6月4日早朝、こいし君は天国に行きました。
6歳と8ヶ月という短すぎる人生(?)でしたが、
こいしは飼い主にも恵まれ、とても幸せだったことは間違いありません。
悪性リンパ腫と診断されてから4ヶ月、こいしは健気に病気と闘いながら
本当に良く頑張ったと思います。
こいしに溢れんばかりの愛情を常に注いできた飼い主さんたちの悲しみや
喪失感の大きさを考えると、自分にも経験があるだけに
どんな言葉も無力で虚しく思えてしまいます。
古い話になりますが、こいしを拾ったのは私です。
当時住んでいた家の前の駐車場に石ころのようにうずくまっていた仔猫が
こいし君との出逢いでした。多分生後2ヶ月くらいだったと思います。
思わず外に出て近づくと野良猫らしく逃げるのだけど後ろ足を
引きずっていてちょっと心配でした。
しばらくはご飯だけをあげていたのですが、近くに母猫がいる様子もなく
怪我が良くなる風でもないので、捕獲を決意して出逢いから一月後、
こいしを捕まえることが出来て獣医さんに連れて行きました。
ちびっ子だけど目つきが鋭くノミだらけで、怪我も思った以上に酷かったこいしは
獣医さんに「難しいかもしれませんよ…。」と言われたにも拘わらず
何度も生命の危機を乗り越えて見事に退院。
その日から一緒に捕獲したSさんの猫になりました。
文字通りの「猫かわいがり」ぶりには私も珠(猫)も呆れるほどでしたが
こいしはおかげでのびのびとすくすく成長したのだと思います。
こいしが3歳になる頃、引っ越しで離ればなれになりましたが
Sさんと一緒のこいしの事は何も心配していませんでした。
今の家に引っ越して9〜10ヶ月後に珠は亡くなりました。
3年前のことです。珠は13歳と9ヶ月でした。
フランスに住んでいるときに珠をもらい、それからずっと一緒だった珠を
亡くした心細さは、どう表現したらいいのか判らないくらいのものでした。
私は私の最大の味方で最大の支えを失った、と思いました。
当時、ちょうど「お菓子な人生」の撮影とエッセイを1週間後に控え
ホント、私大丈夫…?!と途方に暮れたものです。
少しずつしか悲しみは癒えないし、不在にも慣れません。これはどうしようもないです…。
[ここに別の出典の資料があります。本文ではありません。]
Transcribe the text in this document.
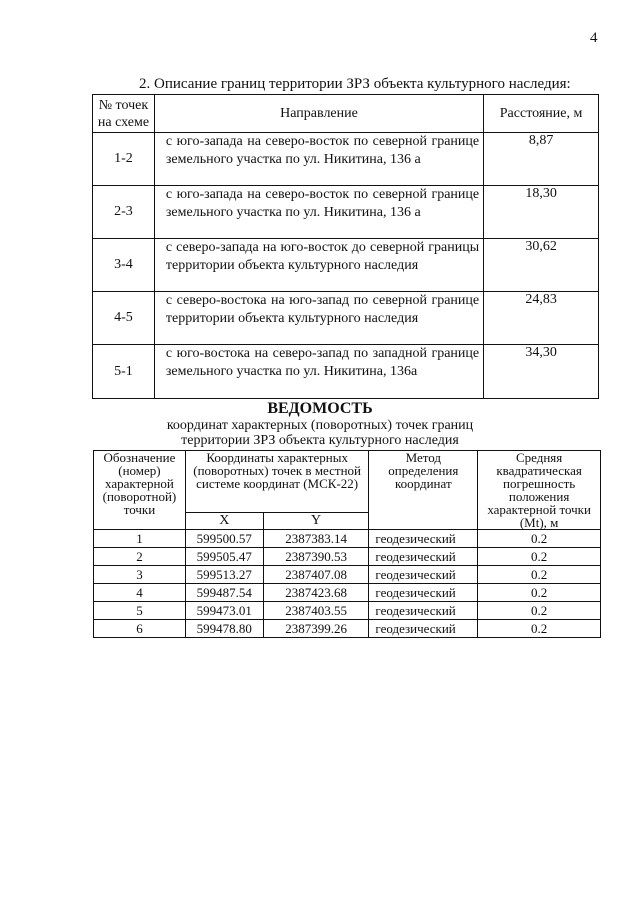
4
2. Описание границ территории ЗРЗ объекта культурного наследия:
№ точек на схеме	Направление	Расстояние, м
1-2	с юго-запада на северо-восток по северной границе земельного участка по ул. Никитина, 136 а	8,87
2-3	с юго-запада на северо-восток по северной границе земельного участка по ул. Никитина, 136 а	18,30
3-4	с северо-запада на юго-восток до северной границы территории объекта культурного наследия	30,62
4-5	с северо-востока на юго-запад по северной границе территории объекта культурного наследия	24,83
5-1	с юго-востока на северо-запад по западной границе земельного участка по ул. Никитина, 136а	34,30
ВЕДОМОСТЬ
координат характерных (поворотных) точек границ
территории ЗРЗ объекта культурного наследия
Обозначение (номер) характерной (поворотной) точки	Координаты характерных (поворотных) точек в местной системе координат (МСК-22)		Метод определения координат	Средняя квадратическая погрешность положения характерной точки (Mt), м
	X	Y		
1	599500.57	2387383.14	геодезический	0.2
2	599505.47	2387390.53	геодезический	0.2
3	599513.27	2387407.08	геодезический	0.2
4	599487.54	2387423.68	геодезический	0.2
5	599473.01	2387403.55	геодезический	0.2
6	599478.80	2387399.26	геодезический	0.2
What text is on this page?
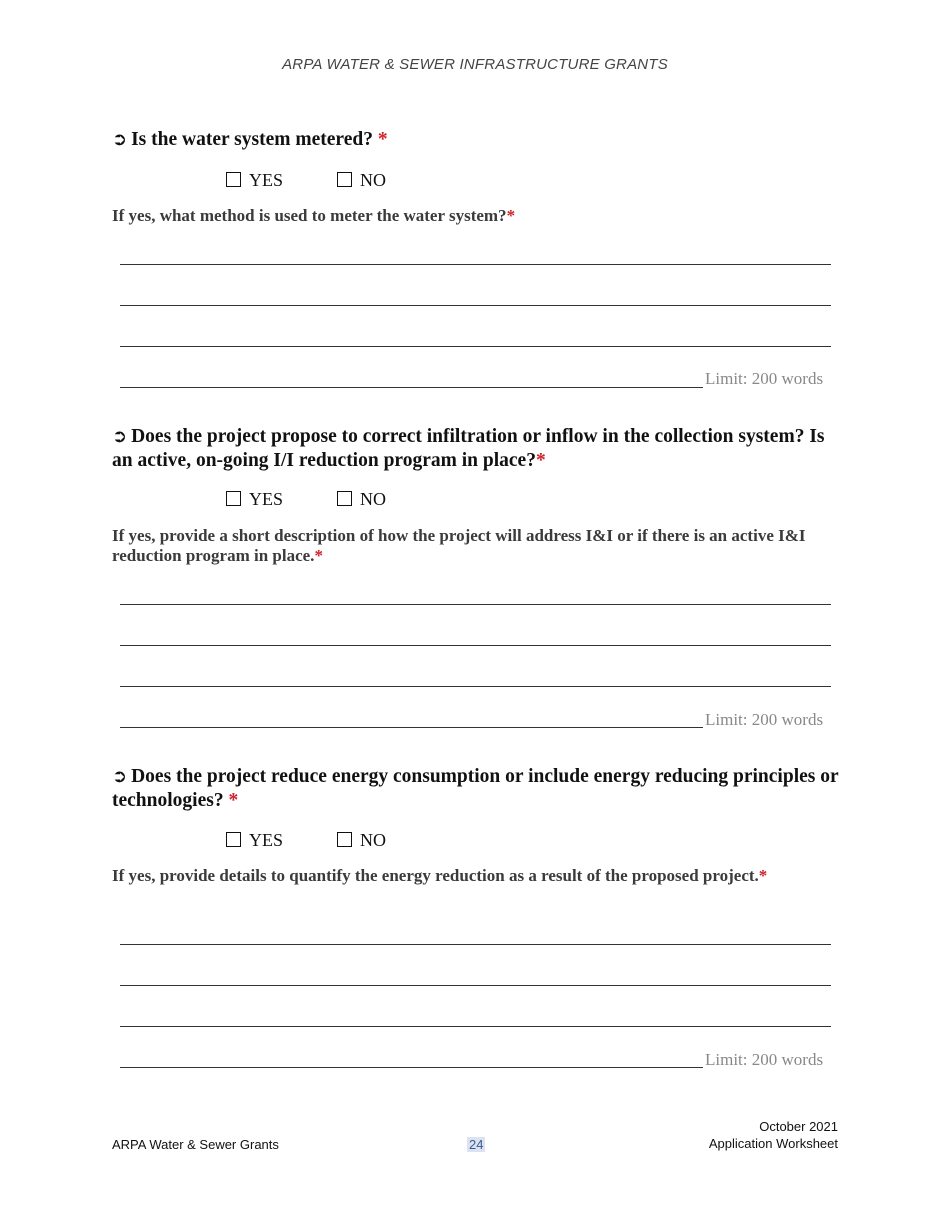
ARPA WATER & SEWER INFRASTRUCTURE GRANTS
➲ Is the water system metered? *
YES	NO
If yes, what method is used to meter the water system?*
Limit: 200 words
➲ Does the project propose to correct infiltration or inflow in the collection system? Is an active, on-going I/I reduction program in place?*
YES	NO
If yes, provide a short description of how the project will address I&I or if there is an active I&I reduction program in place.*
Limit: 200 words
➲ Does the project reduce energy consumption or include energy reducing principles or technologies? *
YES	NO
If yes, provide details to quantify the energy reduction as a result of the proposed project.*
Limit: 200 words
ARPA Water & Sewer Grants	24
October 2021
Application Worksheet
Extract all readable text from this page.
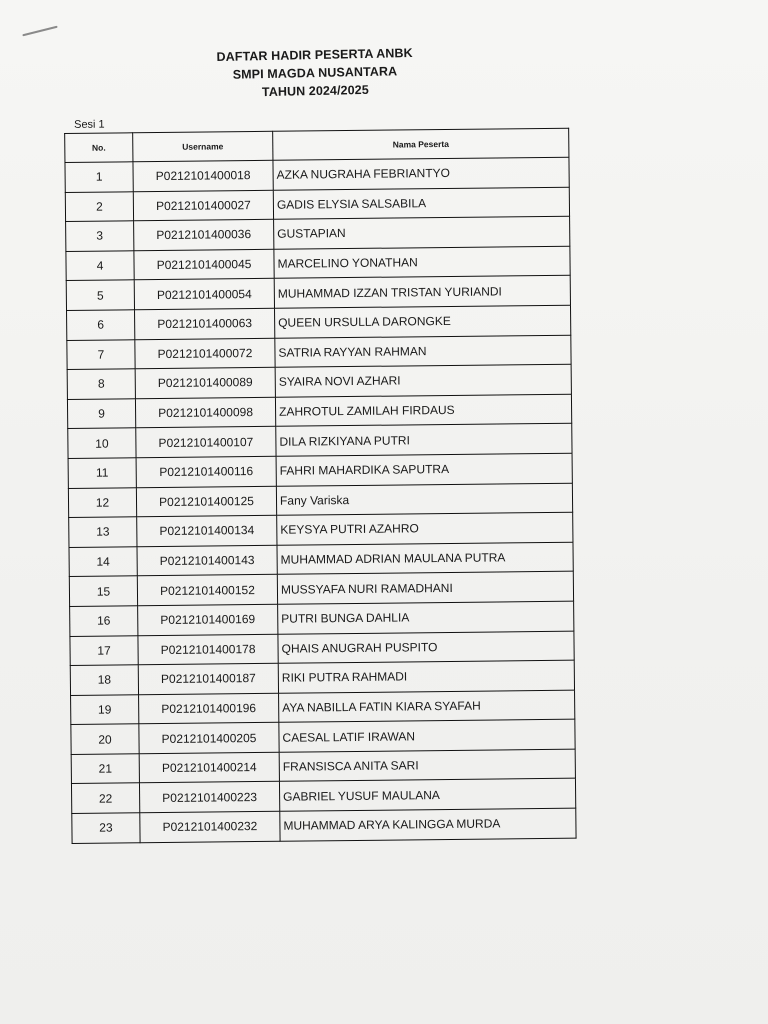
DAFTAR HADIR PESERTA ANBK
SMPI MAGDA NUSANTARA
TAHUN 2024/2025
Sesi 1
No.	Username	Nama Peserta
1	P0212101400018	AZKA NUGRAHA FEBRIANTYO
2	P0212101400027	GADIS ELYSIA SALSABILA
3	P0212101400036	GUSTAPIAN
4	P0212101400045	MARCELINO YONATHAN
5	P0212101400054	MUHAMMAD IZZAN TRISTAN YURIANDI
6	P0212101400063	QUEEN URSULLA DARONGKE
7	P0212101400072	SATRIA RAYYAN RAHMAN
8	P0212101400089	SYAIRA NOVI AZHARI
9	P0212101400098	ZAHROTUL ZAMILAH FIRDAUS
10	P0212101400107	DILA RIZKIYANA PUTRI
11	P0212101400116	FAHRI MAHARDIKA SAPUTRA
12	P0212101400125	Fany Variska
13	P0212101400134	KEYSYA PUTRI AZAHRO
14	P0212101400143	MUHAMMAD ADRIAN MAULANA PUTRA
15	P0212101400152	MUSSYAFA NURI RAMADHANI
16	P0212101400169	PUTRI BUNGA DAHLIA
17	P0212101400178	QHAIS ANUGRAH PUSPITO
18	P0212101400187	RIKI PUTRA RAHMADI
19	P0212101400196	AYA NABILLA FATIN KIARA SYAFAH
20	P0212101400205	CAESAL LATIF IRAWAN
21	P0212101400214	FRANSISCA ANITA SARI
22	P0212101400223	GABRIEL YUSUF MAULANA
23	P0212101400232	MUHAMMAD ARYA KALINGGA MURDA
どんな慰めも励ましも純粋に嬉しくて、有り難いのだけど当時の私の心には届かず
心はただただ「たんちゃんに会いたい、会いたい。会いたい。」
と悲鳴を上げているような感じでした。
最初は見つける度に号泣していた珠が「ここにいた痕跡」(抜け毛とかが洋服やタオルに
付いているのです。)でしたが、次第にしみじみとじんわりと嬉しいものに
変わってきました。これも時の魔法でしょうか?
つい先日もフランスの料理書を読むために、フランス語の辞書を開いたら珠の毛を発見。
「あぁ、フランス語に苦労していた頃も珠は私の膝の上にいたんだなぁ。」と
嬉しくなりました。
こいしには会うと別れ際に私は「また来るからね。またね。」と声をかけていました。
こいが亡くなる前日にお見舞いに行ったときも「またね。」と言いました。
上手く説明出来ないけれど、私はいつかまたきっと珠やこいしに会える気がしています。
この世かあの世か、来世か…難しいことは解らないけれど、そう思うことにしています。
だからね、こいし、またね。また遊ぼうね。